Unusual impacted canine

Sent: Friday, December 11, 2009 9:56 AM
Subject: unusual impacted canine
has anyone had experience, pro or con, with a similarly impacted maxillary canine?
thanks for the input, and Happy Channukah.
Josh Wachspress
Modi’in, Israel

5 responses to “Unusual impacted canine

  1. In my practice, I would have that canine removed and plan for an implant.

    A side note, I’ve not had the chance to look at lots of CBCT’s. Is there actually no bone where that canine is supposed to be, or is it just burnout? If it is burnout, how can we use CBCTs to judge how much bone is present anywhere? If there actually is no bone there, how do you explain that? Traumatic baby tooth extraction?

    Diane Johnson

  2. Yep – I have
    Adrian Becker

    See before, during and after pictures attached.



    • An excellent result. I have done many of these, but am retired now and don’t haqve access to my old QuickCeph photos. I would add several comments.

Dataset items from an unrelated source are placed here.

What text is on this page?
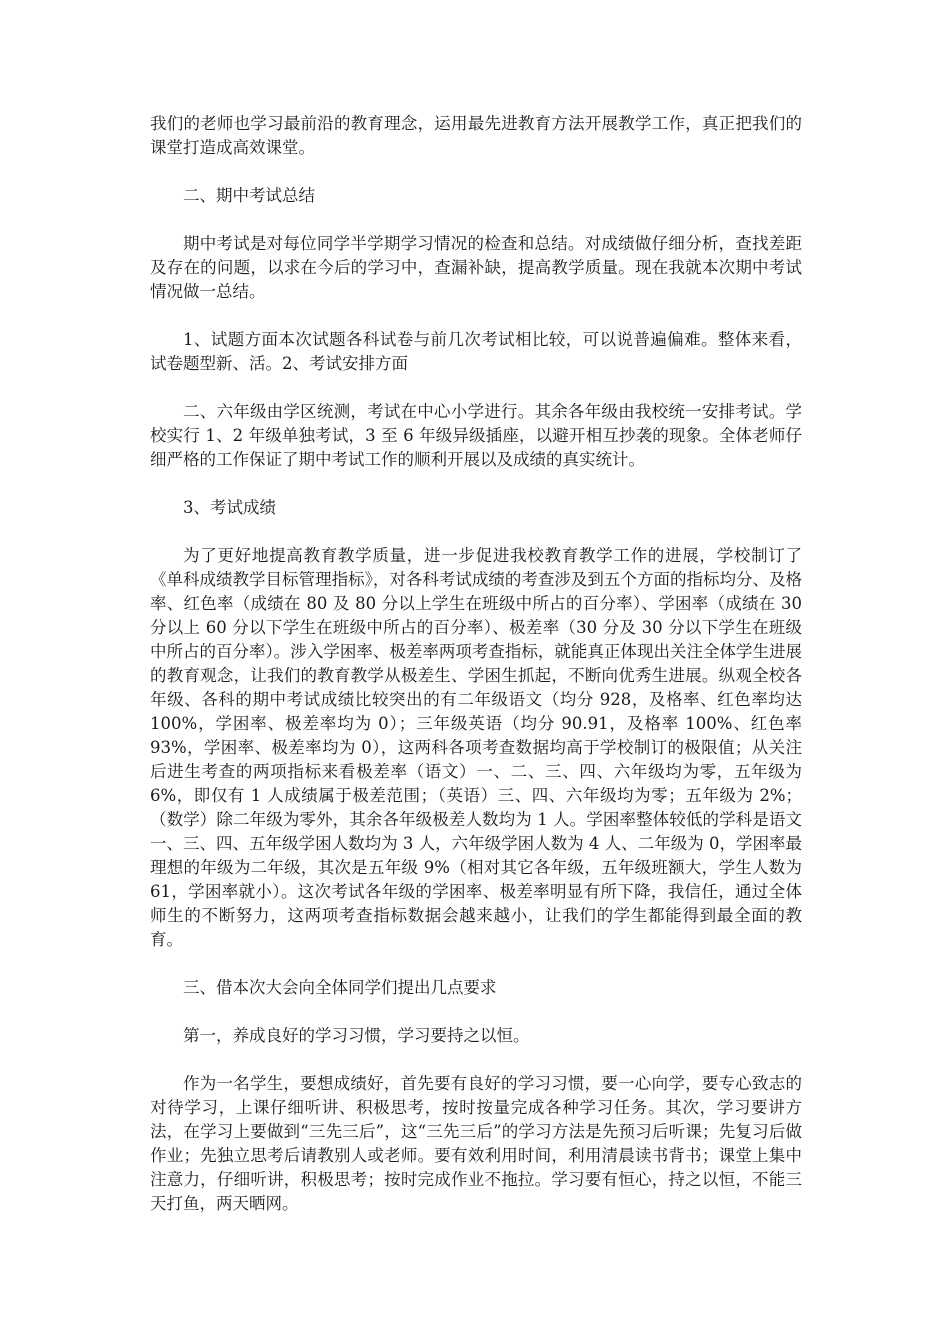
我们的老师也学习最前沿的教育理念，运用最先进教育方法开展教学工作，真正把我们的课堂打造成高效课堂。

二、期中考试总结

期中考试是对每位同学半学期学习情况的检查和总结。对成绩做仔细分析，查找差距及存在的问题，以求在今后的学习中，查漏补缺，提高教学质量。现在我就本次期中考试情况做一总结。

1、试题方面本次试题各科试卷与前几次考试相比较，可以说普遍偏难。整体来看，试卷题型新、活。2、考试安排方面

二、六年级由学区统测，考试在中心小学进行。其余各年级由我校统一安排考试。学校实行 1、2 年级单独考试，3 至 6 年级异级插座，以避开相互抄袭的现象。全体老师仔细严格的工作保证了期中考试工作的顺利开展以及成绩的真实统计。

3、考试成绩

为了更好地提高教育教学质量，进一步促进我校教育教学工作的进展，学校制订了《单科成绩教学目标管理指标》，对各科考试成绩的考查涉及到五个方面的指标均分、及格率、红色率（成绩在 80 及 80 分以上学生在班级中所占的百分率）、学困率（成绩在 30 分以上 60 分以下学生在班级中所占的百分率）、极差率（30 分及 30 分以下学生在班级中所占的百分率）。涉入学困率、极差率两项考查指标，就能真正体现出关注全体学生进展的教育观念，让我们的教育教学从极差生、学困生抓起，不断向优秀生进展。纵观全校各年级、各科的期中考试成绩比较突出的有二年级语文（均分 928，及格率、红色率均达 100%，学困率、极差率均为 0）；三年级英语（均分 90.91，及格率 100%、红色率 93%，学困率、极差率均为 0），这两科各项考查数据均高于学校制订的极限值；从关注后进生考查的两项指标来看极差率（语文）一、二、三、四、六年级均为零，五年级为 6%，即仅有 1 人成绩属于极差范围；（英语）三、四、六年级均为零；五年级为 2%；（数学）除二年级为零外，其余各年级极差人数均为 1 人。学困率整体较低的学科是语文一、三、四、五年级学困人数均为 3 人，六年级学困人数为 4 人、二年级为 0，学困率最理想的年级为二年级，其次是五年级 9%（相对其它各年级，五年级班额大，学生人数为 61，学困率就小）。这次考试各年级的学困率、极差率明显有所下降，我信任，通过全体师生的不断努力，这两项考查指标数据会越来越小，让我们的学生都能得到最全面的教育。

三、借本次大会向全体同学们提出几点要求

第一，养成良好的学习习惯，学习要持之以恒。

作为一名学生，要想成绩好，首先要有良好的学习习惯，要一心向学，要专心致志的对待学习，上课仔细听讲、积极思考，按时按量完成各种学习任务。其次，学习要讲方法，在学习上要做到“三先三后”，这“三先三后”的学习方法是先预习后听课；先复习后做作业；先独立思考后请教别人或老师。要有效利用时间，利用清晨读书背书；课堂上集中注意力，仔细听讲，积极思考；按时完成作业不拖拉。学习要有恒心，持之以恒，不能三天打鱼，两天晒网。
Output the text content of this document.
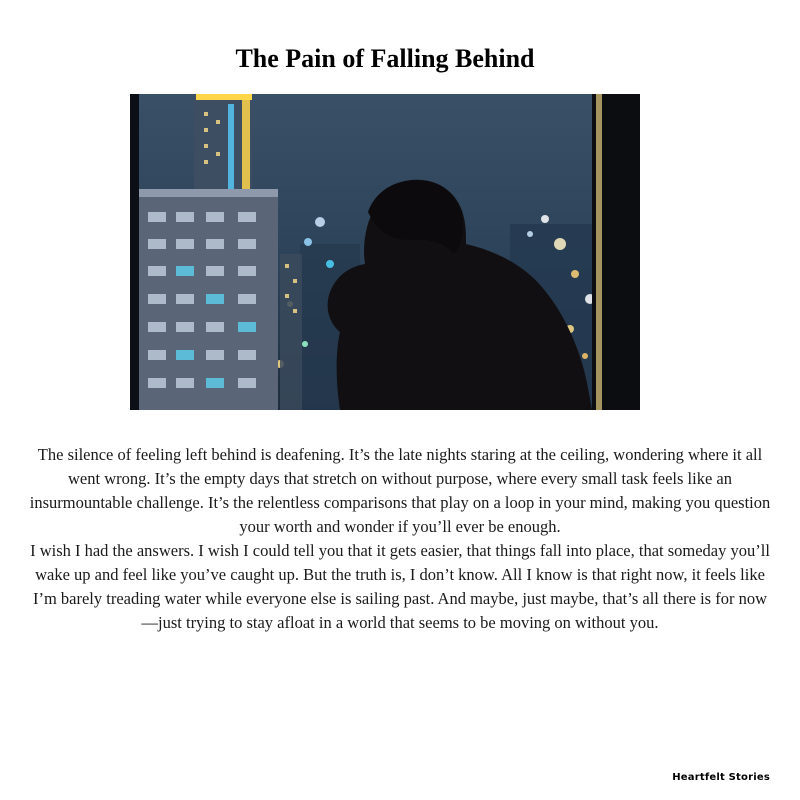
The Pain of Falling Behind

The silence of feeling left behind is deafening. It’s the late nights staring at the ceiling, wondering where it all went wrong. It’s the empty days that stretch on without purpose, where every small task feels like an insurmountable challenge. It’s the relentless comparisons that play on a loop in your mind, making you question your worth and wonder if you’ll ever be enough.

I wish I had the answers. I wish I could tell you that it gets easier, that things fall into place, that someday you’ll wake up and feel like you’ve caught up. But the truth is, I don’t know. All I know is that right now, it feels like I’m barely treading water while everyone else is sailing past. And maybe, just maybe, that’s all there is for now—just trying to stay afloat in a world that seems to be moving on without you.

Heartfelt Stories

      1. Adrian Becker is an expert, so believe what you see. So is Bjørn Zachrisson who has also treated many of these
      2. The first and still one of the best analyses and treatment protocols for such teeth was published by Percy Begg over 50 years ago.
      Usually, the root tip is in the alveolar trogh or reasonably so. The physics of proper positioning require application of a moment at the tip. Beg showed how to twist a loop in a simple piece of .010 ligature wire, nend it 90 degrees and “bond” it to the extreme tip of the crown using black copper cement (this was before composite or ionomer cements or even superglue)
      3. as Becker shows, traction is applied to a heavy arch bar, could even be an auxiliary arch slipped into headgear tubes.
      4. Gentle traction is easy using light elastic thread or elastomeric thread but running it through a loop or hook in the direction of desired crown movement, and then all the way back to a molar so that the force applied will be almost constant as the tooth moves.
      5. As we have gained experience and enlisted periodontist as well as OMFS exposure help, the “closed eruption” method has produced better gingival health. Adrian did not show the covering or the traction in this case, but bonding exactly at the tip and covering the tooth with a flap, having just the thread emerging from the tissue, might possibly have left more attached buccal tissue.
      6. Very important and beautifully displayed, the wire, or thread, does not touch the other tissue, which could cause a severe dehiscence.
      7. An implant is a last chance, not a first choice, IMHO

      Dick Carter
      Santa Fe NM

      • There is only 1 point in Dick Carter’s posting that I would like to reply to and this is regarding the attached buccal tissue:-
        The case I indicated is 1 of 3 in an article to be published in an upcoming issue devoted to tooth impaction in Seminars in Orthodontics and in it I show pictures of the replaced flap and the means of traction – I cannot upstage the article by publishing them here….. so you will be able to see these when your copy of Seminars arrives or when you browse for it online or perhaps you will need to renew your subscription for Seminars!
        Perhaps the most important item in that article is that I also relate how, close to the end of the traction of the tooth, the patient was kicked in the mouth by her horse. Both the canine and adjacent lateral incisor were partially avulsed, with mucosal lacerations. The avulsions were reduced, the mucosa sutured and the article in Seminars carries a picture of the splinted teeth and sutured lacerations at 3 days post-trauma. Having nursed this case along successfully for many months, imagine my disappointment when this happened. The result was what you saw in the “after” photograph. In the normal run of things I would have expected the better attached buccal tissue that Dick refers to.

        Adrian Becker

  3. What about the severe root resorption at the end of treatment? Could it be related to high orthodontic forces?